M. Blandois la remercia et, avec sa galanterie habituelle, lui envoya plusieurs baisers du bout des doigts.

« Ah ! voilà une chambre antique, remarqua-t-il avec une légèreté affectée en se retournant lorsqu’il fut arrivé près de la porte. Votre conversation, madame, m’a si vivement intéressé que je n’y avais pas fait attention tout d’abord. Mais vraiment cette chambre a un cachet bien franc et bien marqué du bon vieux temps.
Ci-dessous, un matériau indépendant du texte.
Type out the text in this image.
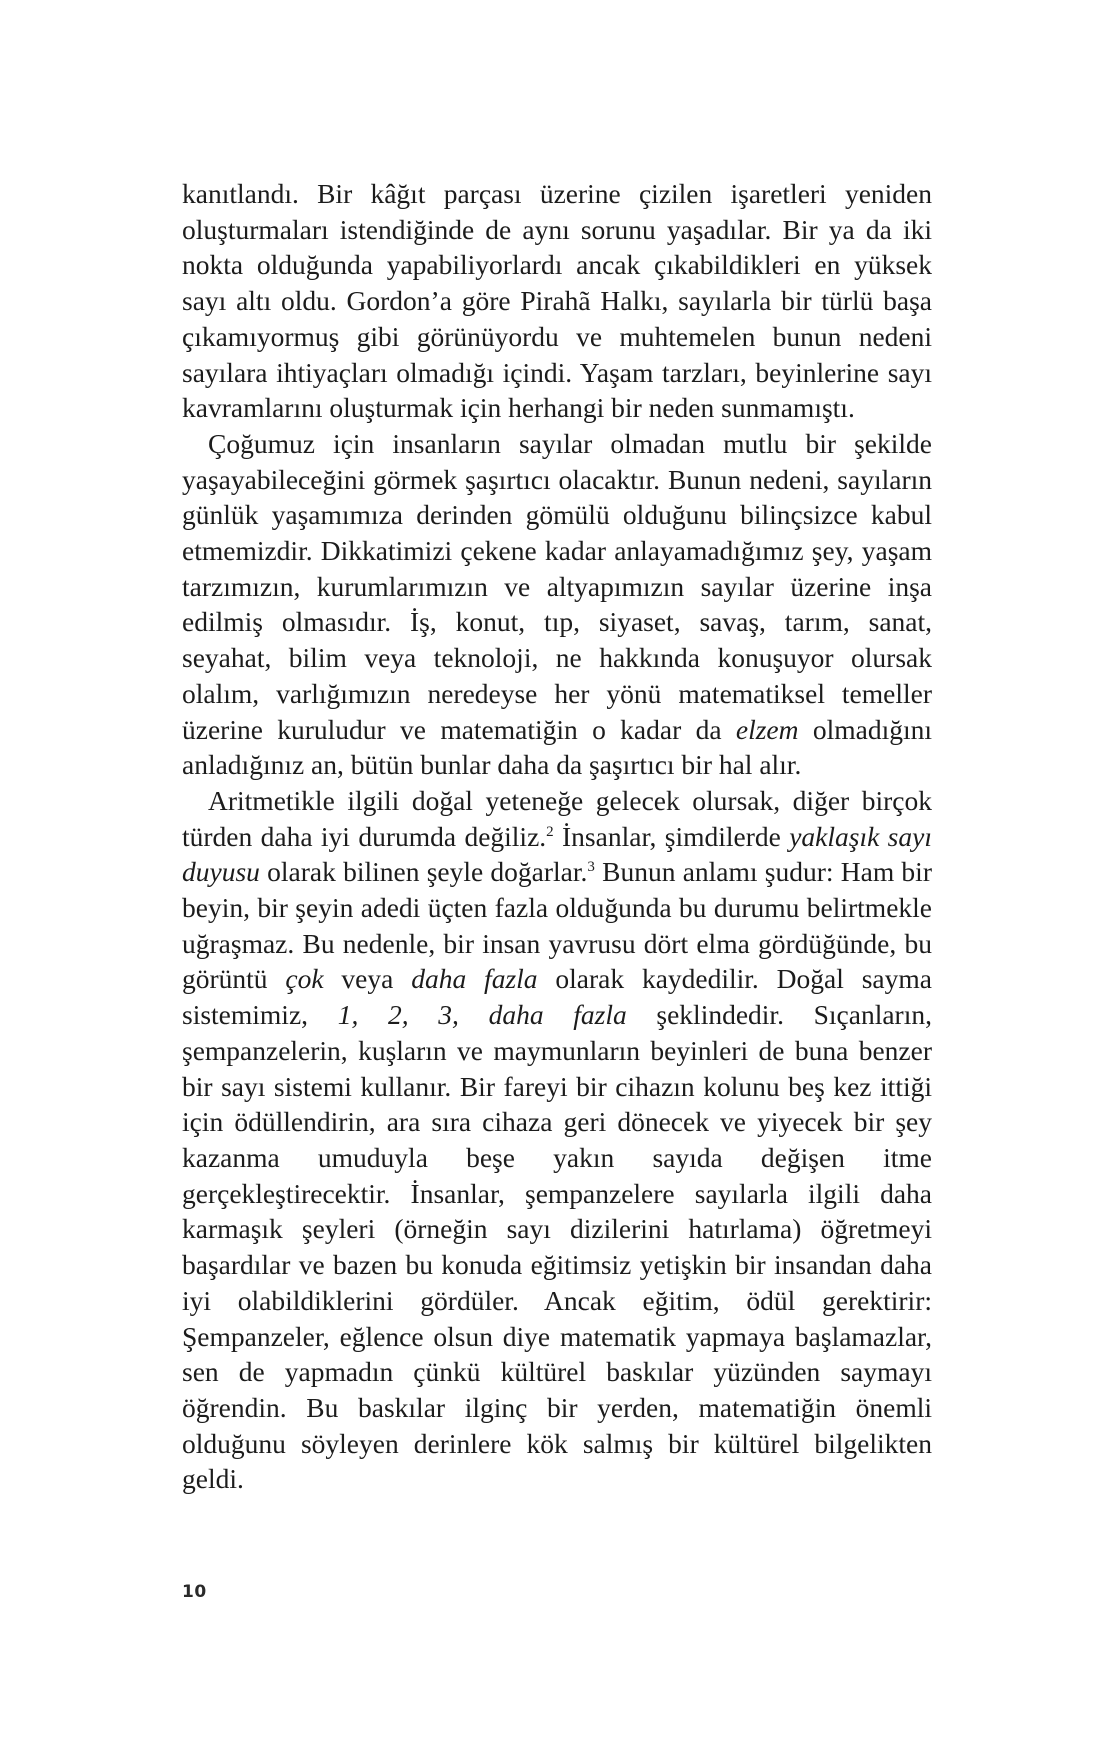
kanıtlandı. Bir kâğıt parçası üzerine çizilen işaretleri yeniden oluşturmaları istendiğinde de aynı sorunu yaşadılar. Bir ya da iki nokta olduğunda yapabiliyorlardı ancak çıkabildikleri en yüksek sayı altı oldu. Gordon’a göre Pirahã Halkı, sayılarla bir türlü başa çıkamıyormuş gibi görünüyordu ve muhtemelen bunun nedeni sayılara ihtiyaçları olmadığı içindi. Yaşam tarzları, beyinlerine sayı kavramlarını oluşturmak için herhangi bir neden sunmamıştı.

Çoğumuz için insanların sayılar olmadan mutlu bir şekilde yaşayabileceğini görmek şaşırtıcı olacaktır. Bunun nedeni, sayıların günlük yaşamımıza derinden gömülü olduğunu bilinçsizce kabul etmemizdir. Dikkatimizi çekene kadar anlayamadığımız şey, yaşam tarzımızın, kurumlarımızın ve altyapımızın sayılar üzerine inşa edilmiş olmasıdır. İş, konut, tıp, siyaset, savaş, tarım, sanat, seyahat, bilim veya teknoloji, ne hakkında konuşuyor olursak olalım, varlığımızın neredeyse her yönü matematiksel temeller üzerine kuruludur ve matematiğin o kadar da elzem olmadığını anladığınız an, bütün bunlar daha da şaşırtıcı bir hal alır.

Aritmetikle ilgili doğal yeteneğe gelecek olursak, diğer birçok türden daha iyi durumda değiliz.$^2$ İnsanlar, şimdilerde yaklaşık sayı duyusu olarak bilinen şeyle doğarlar.$^3$ Bunun anlamı şudur: Ham bir beyin, bir şeyin adedi üçten fazla olduğunda bu durumu belirtmekle uğraşmaz. Bu nedenle, bir insan yavrusu dört elma gördüğünde, bu görüntü çok veya daha fazla olarak kaydedilir. Doğal sayma sistemimiz, 1, 2, 3, daha fazla şeklindedir. Sıçanların, şempanzelerin, kuşların ve maymunların beyinleri de buna benzer bir sayı sistemi kullanır. Bir fareyi bir cihazın kolunu beş kez ittiği için ödüllendirin, ara sıra cihaza geri dönecek ve yiyecek bir şey kazanma umuduyla beşe yakın sayıda değişen itme gerçekleştirecektir. İnsanlar, şempanzelere sayılarla ilgili daha karmaşık şeyleri (örneğin sayı dizilerini hatırlama) öğretmeyi başardılar ve bazen bu konuda eğitimsiz yetişkin bir insandan daha iyi olabildiklerini gördüler. Ancak eğitim, ödül gerektirir: Şempanzeler, eğlence olsun diye matematik yapmaya başlamazlar, sen de yapmadın çünkü kültürel baskılar yüzünden saymayı öğrendin. Bu baskılar ilginç bir yerden, matematiğin önemli olduğunu söyleyen derinlere kök salmış bir kültürel bilgelikten geldi.

10
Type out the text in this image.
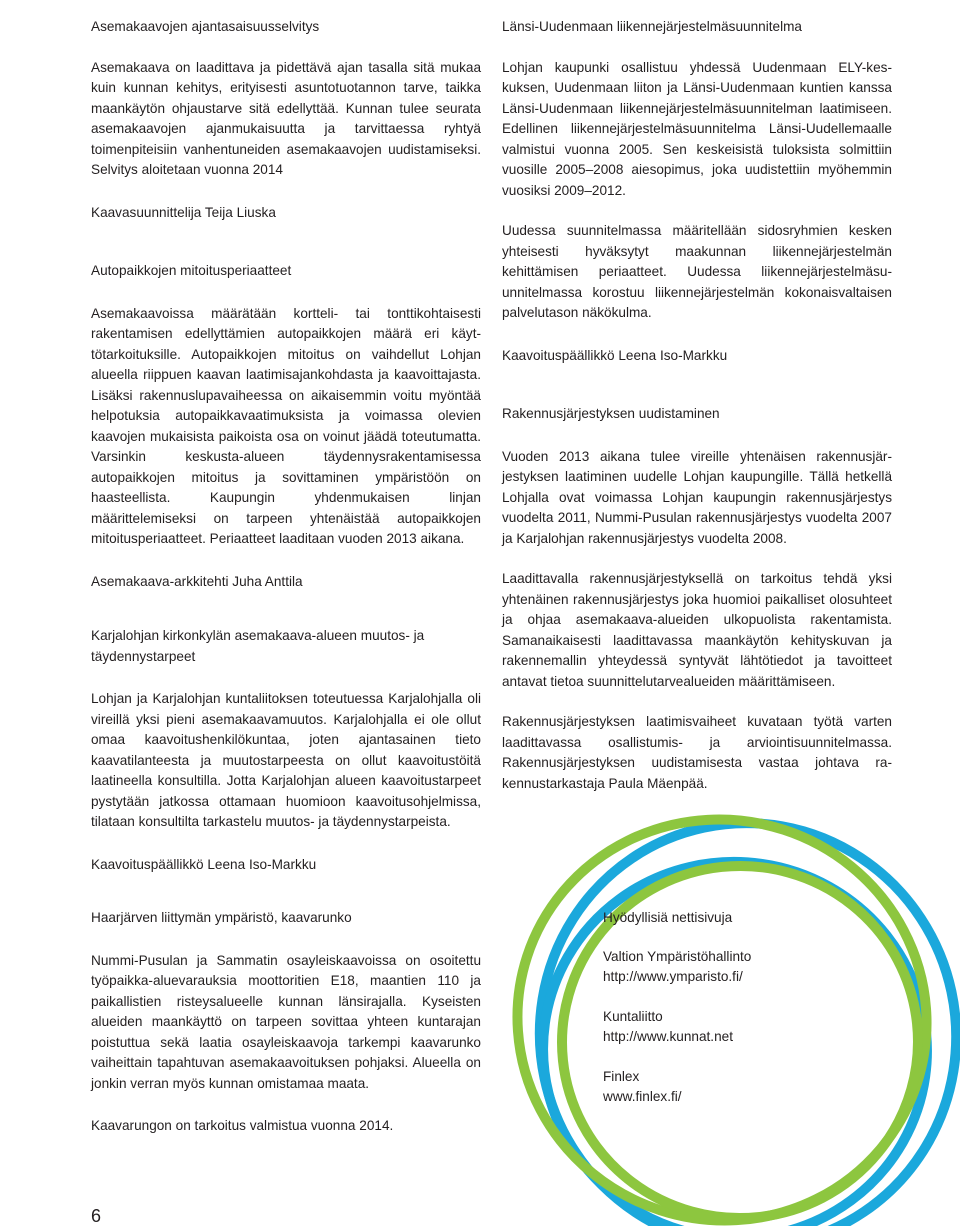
Asemakaavojen ajantasaisuusselvitys

Asemakaava on laadittava ja pidettävä ajan tasalla sitä mukaa kuin kunnan kehitys, erityisesti asuntotuotannon tarve, taikka maankäytön ohjaustarve sitä edellyttää. Kunnan tulee seurata asemakaavojen ajanmukaisuutta ja tarvittaessa ryhtyä toimenpiteisiin vanhentuneiden asemakaavojen uudistamiseksi. Selvitys aloitetaan vuonna 2014

Kaavasuunnittelija Teija Liuska
Autopaikkojen mitoitusperiaatteet

Asemakaavoissa määrätään kortteli- tai tonttikohtaisesti rakentamisen edellyttämien autopaikkojen määrä eri käyttötarkoituksille. Autopaikkojen mitoitus on vaihdellut Lohjan alueella riippuen kaavan laatimisajankohdasta ja kaavoittajasta. Lisäksi rakennuslupavaiheessa on aikaisemmin voitu myöntää helpotuksia autopaikkavaatimuksista ja voimassa olevien kaavojen mukaisista paikoista osa on voinut jäädä toteutumatta. Varsinkin keskusta-alueen täydennysrakentamisessa autopaikkojen mitoitus ja sovittaminen ympäristöön on haasteellista. Kaupungin yhdenmukaisen linjan määrittelemiseksi on tarpeen yhtenäistää autopaikkojen mitoitusperiaatteet. Periaatteet laaditaan vuoden 2013 aikana.

Asemakaava-arkkitehti Juha Anttila
Karjalohjan kirkonkylän asemakaava-alueen muutos- ja täydennystarpeet

Lohjan ja Karjalohjan kuntaliitoksen toteutuessa Karjalohjalla oli vireillä yksi pieni asemakaavamuutos. Karjalohjalla ei ole ollut omaa kaavoitushenkilökuntaa, joten ajantasainen tieto kaavatilanteesta ja muutostarpeesta on ollut kaavoitustöitä laatineella konsultilla. Jotta Karjalohjan alueen kaavoitustarpeet pystytään jatkossa ottamaan huomioon kaavoitusohjelmissa, tilataan konsultilta tarkastelu muutos- ja täydennystarpeista.

Kaavoituspäällikkö Leena Iso-Markku
Länsi-Uudenmaan liikennejärjestelmäsuunnitelma

Lohjan kaupunki osallistuu yhdessä Uudenmaan ELY-keskuksen, Uudenmaan liiton ja Länsi-Uudenmaan kuntien kanssa Länsi-Uudenmaan liikennejärjestelmäsuunnitelman laatimiseen. Edellinen liikennejärjestelmäsuunnitelma Länsi-Uudellemaalle valmistui vuonna 2005. Sen keskeisistä tuloksista solmittiin vuosille 2005–2008 aiesopimus, joka uudistettiin myöhemmin vuosiksi 2009–2012.

Uudessa suunnitelmassa määritellään sidosryhmien kesken yhteisesti hyväksytyt maakunnan liikennejärjestelmän kehittämisen periaatteet. Uudessa liikennejärjestelmäsuunnitelmassa korostuu liikennejärjestelmän kokonaisvaltaisen palvelutason näkökulma.

Kaavoituspäällikkö Leena Iso-Markku
Rakennusjärjestyksen uudistaminen

Vuoden 2013 aikana tulee vireille yhtenäisen rakennusjärjestyksen laatiminen uudelle Lohjan kaupungille. Tällä hetkellä Lohjalla ovat voimassa Lohjan kaupungin rakennusjärjestys vuodelta 2011, Nummi-Pusulan rakennusjärjestys vuodelta 2007 ja Karjalohjan rakennusjärjestys vuodelta 2008.

Laadittavalla rakennusjärjestyksellä on tarkoitus tehdä yksi yhtenäinen rakennusjärjestys joka huomioi paikalliset olosuhteet ja ohjaa asemakaava-alueiden ulkopuolista rakentamista. Samanaikaisesti laadittavassa maankäytön kehityskuvan ja rakennemallin yhteydessä syntyvät lähtötiedot ja tavoitteet antavat tietoa suunnittelutarvealueiden määrittämiseen.

Rakennusjärjestyksen laatimisvaiheet kuvataan työtä varten laadittavassa osallistumis- ja arviointisuunnitelmassa. Rakennusjärjestyksen uudistamisesta vastaa johtava rakennustarkastaja Paula Mäenpää.

Haarjärven liittymän ympäristö, kaavarunko

Nummi-Pusulan ja Sammatin osayleiskaavoissa on osoitettu työpaikka-aluevarauksia moottoritien E18, maantien 110 ja paikallistien risteysalueelle kunnan länsirajalla. Kyseisten alueiden maankäyttö on tarpeen sovittaa yhteen kuntarajan poistuttua sekä laatia osayleiskaavoja tarkempi kaavarunko vaiheittain tapahtuvan asemakaavoituksen pohjaksi. Alueella on jonkin verran myös kunnan omistamaa maata.

Kaavarungon on tarkoitus valmistua vuonna 2014.
Hyödyllisiä nettisivuja
Valtion Ympäristöhallinto
http://www.ymparisto.fi/
Kuntaliitto
http://www.kunnat.net
Finlex
www.finlex.fi/
6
— C’est que la maison elle-même est tout à fait antique, répondit Mme Clennam avec son sourire glacé. Malgré son peu de prétention, c’est une franche antiquité.

— Ma foi ! s’écria le visiteur, si M. Flintwinch était assez bon pour me faire voir les autres pièces en sortant, il m’obligerait infiniment. J’ai un faible pour les vieilles maisons. J’ai un grand nombre de faibles, hélas ! mais celui-là surtout. J’adore et j’étudie le pittoresque dans toutes ses branches ; on m’a dit que j’étais pittoresque moi-même. Il n’y a aucun mérite à être pittoresque…. J’espère que j’ai d’autres qualités qui valent mieux. Mais il n’est pas impossible non plus que je sois pittoresque. C’est de la sympathie !

— Je vous préviens, monsieur Blandois, que vous trouverez l’objet de votre sympathie très-sombre et très-nu, dit Flintwinch, s’armant d’un chandelier. Cela ne vaut pas la peine d’être vu. »

Mais M. Blandois, donnant à Jérémie une tape amicale dans le dos, se contenta de rire ; puis, après s’être retourné pour adresser un dernier baiser à la malade, il s’éloigna avec son guide.

« Vous ne tenez pas à monter en haut ? demanda M. Flintwinch, s’arrêtant sur le palier.

— Au contraire, monsieur Flintwinch ; si ce n’est pas abuser de votre complaisance, j’en serai ravi ! »

M. Flintwinch, reprenant sa marche oblique, monta l’escalier, suivi de près par M. Blandois. Ils entrèrent dans la grande chambre à coucher mansardée qu’Arthur avait occupée le soir de son arrivée.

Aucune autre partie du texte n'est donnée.